Spatial-temporal encoding is highly effective: The 4× downsampling approach (proposed method) converges fastest in overfitting experiments and achieves the lowest validation loss; naive reduction baselines produce ghosting and artifacts.
High resolution is easier to adapt to than long video: The model adapts to higher resolution faster than to longer video durations.
Extrapolation capability: Although training uses at most 33 frames at 848×1600, the model can extrapolate to generate 241 frames at 848×1600 (8× extrapolation) while maintaining stable FVD.
Cross-dataset generalization: Fine-tuning on Waymo with only 1 day of training (1k+ steps) enables 3-view video generation.

Highlights & Insights¶

Spatial-temporal condition encoding is the core contribution: by aligning with the 3D VAE downsampling rate, it resolves the incompatibility between 3D VAE and per-frame geometric control. This approach is transferable to any controllable video generation task using a 3D VAE.
Mixed resolution/duration training enables extrapolation: Training on mixed resolutions and frame counts allows the model to generalize across dimensions, producing videos beyond the training configuration.
Progressive training accelerates convergence: The image → short video → long video progression exploits the tendency of models to first learn content quality and then controllability.

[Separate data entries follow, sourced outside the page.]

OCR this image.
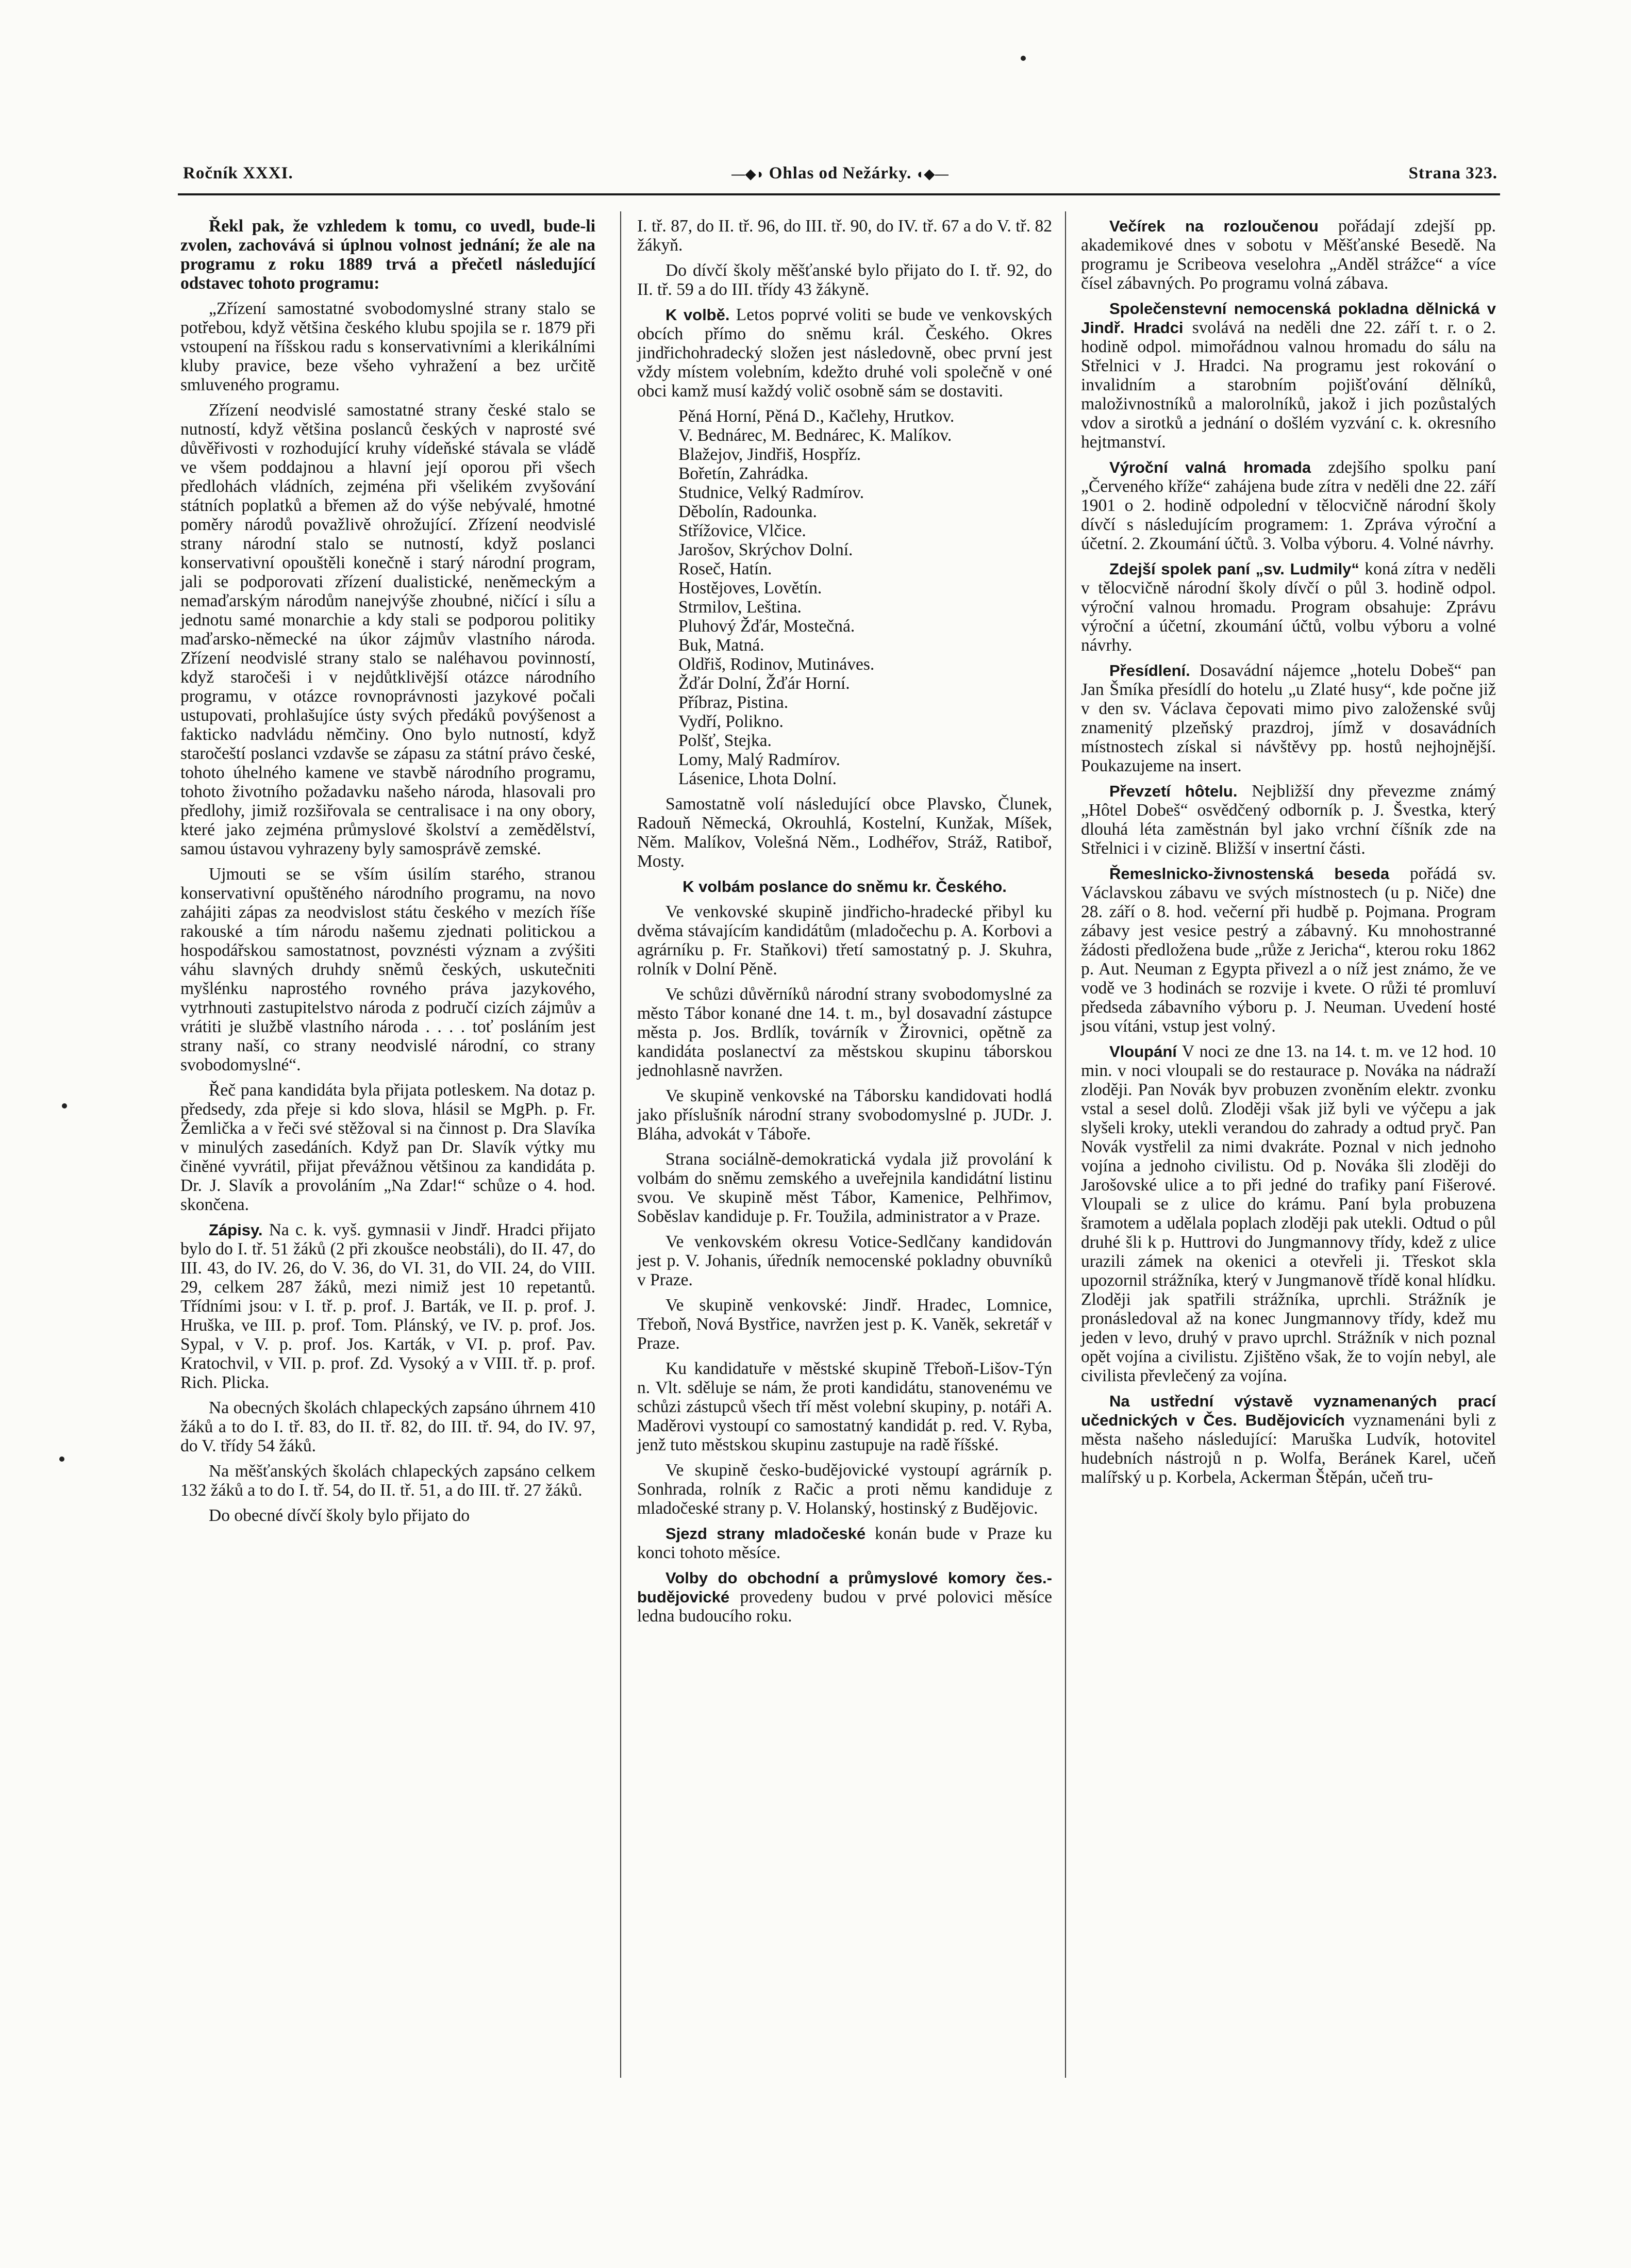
Ročník XXXI.	—◆◗ Ohlas od Nežárky. ◖◆—	Strana 323.

Řekl pak, že vzhledem k tomu, co uvedl, bude-li zvolen, zachovává si úplnou volnost jednání; že ale na programu z roku 1889 trvá a přečetl následující odstavec tohoto programu:

„Zřízení samostatné svobodomyslné strany stalo se potřebou, když většina českého klubu spojila se r. 1879 při vstoupení na říšskou radu s konservativními a klerikálními kluby pravice, beze všeho vyhražení a bez určitě smluveného programu.

Zřízení neodvislé samostatné strany české stalo se nutností, když většina poslanců českých v naprosté své důvěřivosti v rozhodující kruhy vídeňské stávala se vládě ve všem poddajnou a hlavní její oporou při všech předlohách vládních, zejména při všelikém zvyšování státních poplatků a břemen až do výše nebývalé, hmotné poměry národů považlivě ohrožující. Zřízení neodvislé strany národní stalo se nutností, když poslanci konservativní opouštěli konečně i starý národní program, jali se podporovati zřízení dualistické, neněmeckým a nemaďarským národům nanejvýše zhoubné, ničící i sílu a jednotu samé monarchie a kdy stali se podporou politiky maďarsko-německé na úkor zájmův vlastního národa. Zřízení neodvislé strany stalo se naléhavou povinností, když staročeši i v nejdůtklivější otázce národního programu, v otázce rovnoprávnosti jazykové počali ustupovati, prohlašujíce ústy svých předáků povýšenost a fakticko nadvládu němčiny. Ono bylo nutností, když staročeští poslanci vzdavše se zápasu za státní právo české, tohoto úhelného kamene ve stavbě národního programu, tohoto životního požadavku našeho národa, hlasovali pro předlohy, jimiž rozšiřovala se centralisace i na ony obory, které jako zejména průmyslové školství a zemědělství, samou ústavou vyhrazeny byly samosprávě zemské.

Ujmouti se se vším úsilím starého, stranou konservativní opuštěného národního programu, na novo zahájiti zápas za neodvislost státu českého v mezích říše rakouské a tím národu našemu zjednati politickou a hospodářskou samostatnost, povznésti význam a zvýšiti váhu slavných druhdy sněmů českých, uskutečniti myšlénku naprostého rovného práva jazykového, vytrhnouti zastupitelstvo národa z područí cizích zájmův a vrátiti je službě vlastního národa . . . . toť posláním jest strany naší, co strany neodvislé národní, co strany svobodomyslné“.

Řeč pana kandidáta byla přijata potleskem. Na dotaz p. předsedy, zda přeje si kdo slova, hlásil se MgPh. p. Fr. Žemlička a v řeči své stěžoval si na činnost p. Dra Slavíka v minulých zasedáních. Když pan Dr. Slavík výtky mu činěné vyvrátil, přijat převážnou většinou za kandidáta p. Dr. J. Slavík a provoláním „Na Zdar!“ schůze o 4. hod. skončena.

Zápisy. Na c. k. vyš. gymnasii v Jindř. Hradci přijato bylo do I. tř. 51 žáků (2 při zkoušce neobstáli), do II. 47, do III. 43, do IV. 26, do V. 36, do VI. 31, do VII. 24, do VIII. 29, celkem 287 žáků, mezi nimiž jest 10 repetantů. Třídními jsou: v I. tř. p. prof. J. Barták, ve II. p. prof. J. Hruška, ve III. p. prof. Tom. Plánský, ve IV. p. prof. Jos. Sypal, v V. p. prof. Jos. Karták, v VI. p. prof. Pav. Kratochvil, v VII. p. prof. Zd. Vysoký a v VIII. tř. p. prof. Rich. Plicka.

Na obecných školách chlapeckých zapsáno úhrnem 410 žáků a to do I. tř. 83, do II. tř. 82, do III. tř. 94, do IV. 97, do V. třídy 54 žáků.

Na měšťanských školách chlapeckých zapsáno celkem 132 žáků a to do I. tř. 54, do II. tř. 51, a do III. tř. 27 žáků.

Do obecné dívčí školy bylo přijato do

I. tř. 87, do II. tř. 96, do III. tř. 90, do IV. tř. 67 a do V. tř. 82 žákyň.

Do dívčí školy měšťanské bylo přijato do I. tř. 92, do II. tř. 59 a do III. třídy 43 žákyně.

K volbě. Letos poprvé voliti se bude ve venkovských obcích přímo do sněmu král. Českého. Okres jindřichohradecký složen jest následovně, obec první jest vždy místem volebním, kdežto druhé voli společně v oné obci kamž musí každý volič osobně sám se dostaviti.

Pěná Horní, Pěná D., Kačlehy, Hrutkov.
V. Bednárec, M. Bednárec, K. Malíkov.
Blažejov, Jindřiš, Hospříz.
Bořetín, Zahrádka.
Studnice, Velký Radmírov.
Děbolín, Radounka.
Střížovice, Vlčice.
Jarošov, Skrýchov Dolní.
Roseč, Hatín.
Hostějoves, Lovětín.
Strmilov, Leština.
Pluhový Žďár, Mostečná.
Buk, Matná.
Oldřiš, Rodinov, Mutináves.
Žďár Dolní, Žďár Horní.
Příbraz, Pistina.
Vydří, Polikno.
Polšť, Stejka.
Lomy, Malý Radmírov.
Lásenice, Lhota Dolní.

Samostatně volí následující obce Plavsko, Člunek, Radouň Německá, Okrouhlá, Kostelní, Kunžak, Míšek, Něm. Malíkov, Volešná Něm., Lodhéřov, Stráž, Ratiboř, Mosty.

K volbám poslance do sněmu kr. Českého.

Ve venkovské skupině jindřicho-hradecké přibyl ku dvěma stávajícím kandidátům (mladočechu p. A. Korbovi a agrárníku p. Fr. Staňkovi) třetí samostatný p. J. Skuhra, rolník v Dolní Pěně.

Ve schůzi důvěrníků národní strany svobodomyslné za město Tábor konané dne 14. t. m., byl dosavadní zástupce města p. Jos. Brdlík, továrník v Žirovnici, opětně za kandidáta poslanectví za městskou skupinu táborskou jednohlasně navržen.

Ve skupině venkovské na Táborsku kandidovati hodlá jako příslušník národní strany svobodomyslné p. JUDr. J. Bláha, advokát v Táboře.

Strana sociálně-demokratická vydala již provolání k volbám do sněmu zemského a uveřejnila kandidátní listinu svou. Ve skupině měst Tábor, Kamenice, Pelhřimov, Soběslav kandiduje p. Fr. Toužila, administrator a v Praze.

Ve venkovském okresu Votice-Sedlčany kandidován jest p. V. Johanis, úředník nemocenské pokladny obuvníků v Praze.

Ve skupině venkovské: Jindř. Hradec, Lomnice, Třeboň, Nová Bystřice, navržen jest p. K. Vaněk, sekretář v Praze.

Ku kandidatuře v městské skupině Třeboň-Lišov-Týn n. Vlt. sděluje se nám, že proti kandidátu, stanovenému ve schůzi zástupců všech tří měst volební skupiny, p. notáři A. Maděrovi vystoupí co samostatný kandidát p. red. V. Ryba, jenž tuto městskou skupinu zastupuje na radě říšské.

Ve skupině česko-budějovické vystoupí agrárník p. Sonhrada, rolník z Račic a proti němu kandiduje z mladočeské strany p. V. Holanský, hostinský z Budějovic.

Sjezd strany mladočeské konán bude v Praze ku konci tohoto měsíce.

Volby do obchodní a průmyslové komory čes.-budějovické provedeny budou v prvé polovici měsíce ledna budoucího roku.

Večírek na rozloučenou pořádají zdejší pp. akademikové dnes v sobotu v Měšťanské Besedě. Na programu je Scribeova veselohra „Anděl strážce“ a více čísel zábavných. Po programu volná zábava.

Společenstevní nemocenská pokladna dělnická v Jindř. Hradci svolává na neděli dne 22. září t. r. o 2. hodině odpol. mimořádnou valnou hromadu do sálu na Střelnici v J. Hradci. Na programu jest rokování o invalidním a starobním pojišťování dělníků, maloživnostníků a malorolníků, jakož i jich pozůstalých vdov a sirotků a jednání o došlém vyzvání c. k. okresního hejtmanství.

Výroční valná hromada zdejšího spolku paní „Červeného kříže“ zahájena bude zítra v neděli dne 22. září 1901 o 2. hodině odpolední v tělocvičně národní školy dívčí s následujícím programem: 1. Zpráva výroční a účetní. 2. Zkoumání účtů. 3. Volba výboru. 4. Volné návrhy.

Zdejší spolek paní „sv. Ludmily“ koná zítra v neděli v tělocvičně národní školy dívčí o půl 3. hodině odpol. výroční valnou hromadu. Program obsahuje: Zprávu výroční a účetní, zkoumání účtů, volbu výboru a volné návrhy.

Přesídlení. Dosavádní nájemce „hotelu Dobeš“ pan Jan Šmíka přesídlí do hotelu „u Zlaté husy“, kde počne již v den sv. Václava čepovati mimo pivo založenské svůj znamenitý plzeňský prazdroj, jímž v dosavádních místnostech získal si návštěvy pp. hostů nejhojnější. Poukazujeme na insert.

Převzetí hôtelu. Nejbližší dny převezme známý „Hôtel Dobeš“ osvědčený odborník p. J. Švestka, který dlouhá léta zaměstnán byl jako vrchní číšník zde na Střelnici i v cizině. Bližší v insertní části.

Řemeslnicko-živnostenská beseda pořádá sv. Václavskou zábavu ve svých místnostech (u p. Niče) dne 28. září o 8. hod. večerní při hudbě p. Pojmana. Program zábavy jest vesice pestrý a zábavný. Ku mnohostranné žádosti předložena bude „růže z Jericha“, kterou roku 1862 p. Aut. Neuman z Egypta přivezl a o níž jest známo, že ve vodě ve 3 hodinách se rozvije i kvete. O růži té promluví předseda zábavního výboru p. J. Neuman. Uvedení hosté jsou vítáni, vstup jest volný.

Vloupání V noci ze dne 13. na 14. t. m. ve 12 hod. 10 min. v noci vloupali se do restaurace p. Nováka na nádraží zloději. Pan Novák byv probuzen zvoněním elektr. zvonku vstal a sesel dolů. Zloději však již byli ve výčepu a jak slyšeli kroky, utekli verandou do zahrady a odtud pryč. Pan Novák vystřelil za nimi dvakráte. Poznal v nich jednoho vojína a jednoho civilistu. Od p. Nováka šli zloději do Jarošovské ulice a to při jedné do trafiky paní Fišerové. Vloupali se z ulice do krámu. Paní byla probuzena šramotem a udělala poplach zloději pak utekli. Odtud o půl druhé šli k p. Huttrovi do Jungmannovy třídy, kdež z ulice urazili zámek na okenici a otevřeli ji. Třeskot skla upozornil strážníka, který v Jungmanově třídě konal hlídku. Zloději jak spatřili strážníka, uprchli. Strážník je pronásledoval až na konec Jungmannovy třídy, kdež mu jeden v levo, druhý v pravo uprchl. Strážník v nich poznal opět vojína a civilistu. Zjištěno však, že to vojín nebyl, ale civilista převlečený za vojína.

Na ustřední výstavě vyznamenaných prací učednických v Čes. Budějovicích vyznamenáni byli z města našeho následující: Maruška Ludvík, hotovitel hudebních nástrojů n p. Wolfa, Beránek Karel, učeň malířský u p. Korbela, Ackerman Štěpán, učeň tru-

Limitations & Future Work¶

Validation is limited to nuScenes and Waymo, lacking coverage of more diverse driving scenarios (e.g., severe weather, nighttime).
The model trains the DiT from scratch without leveraging pretrained text-to-video models, incurring high training costs.
Video quality degrades significantly with rollout-based long video generation; currently only single-pass inference is supported.
The downstream task effectiveness of generated videos (e.g., improving perception model performance) has not been thoroughly validated.

vs. MagicDrive: The predecessor uses UNet + 2D VAE; this work upgrades to DiT + 3D VAE, achieving substantial gains in resolution and frame count while preserving the core control condition design (BEV map, 3D box, trajectory).
vs. Vista/GAIA-1: These methods support only front-view single-camera generation with limited controllability; MagicDrive-V2 supports 6 views and multiple geometric control signals.
vs. DiVE/Delphi: Both are multi-view methods but operate at far lower resolution and frame count compared to this work.

Rating¶

Novelty: ⭐⭐⭐⭐ The spatial-temporal condition encoding design addresses a practical problem from an engineering perspective, though the overall framework is a composition of existing components.
Experimental Thoroughness: ⭐⭐⭐⭐⭐ Ablation studies are comprehensive, covering VAE comparisons, encoding strategy comparisons, training strategy comparisons, and extrapolation validation.
Writing Quality: ⭐⭐⭐⭐ The structure is clear, figures and tables are informative, and problem motivation is well articulated.
Value: ⭐⭐⭐⭐⭐ Significantly advances the resolution and frame count limits of autonomous driving video generation, with important practical applicability.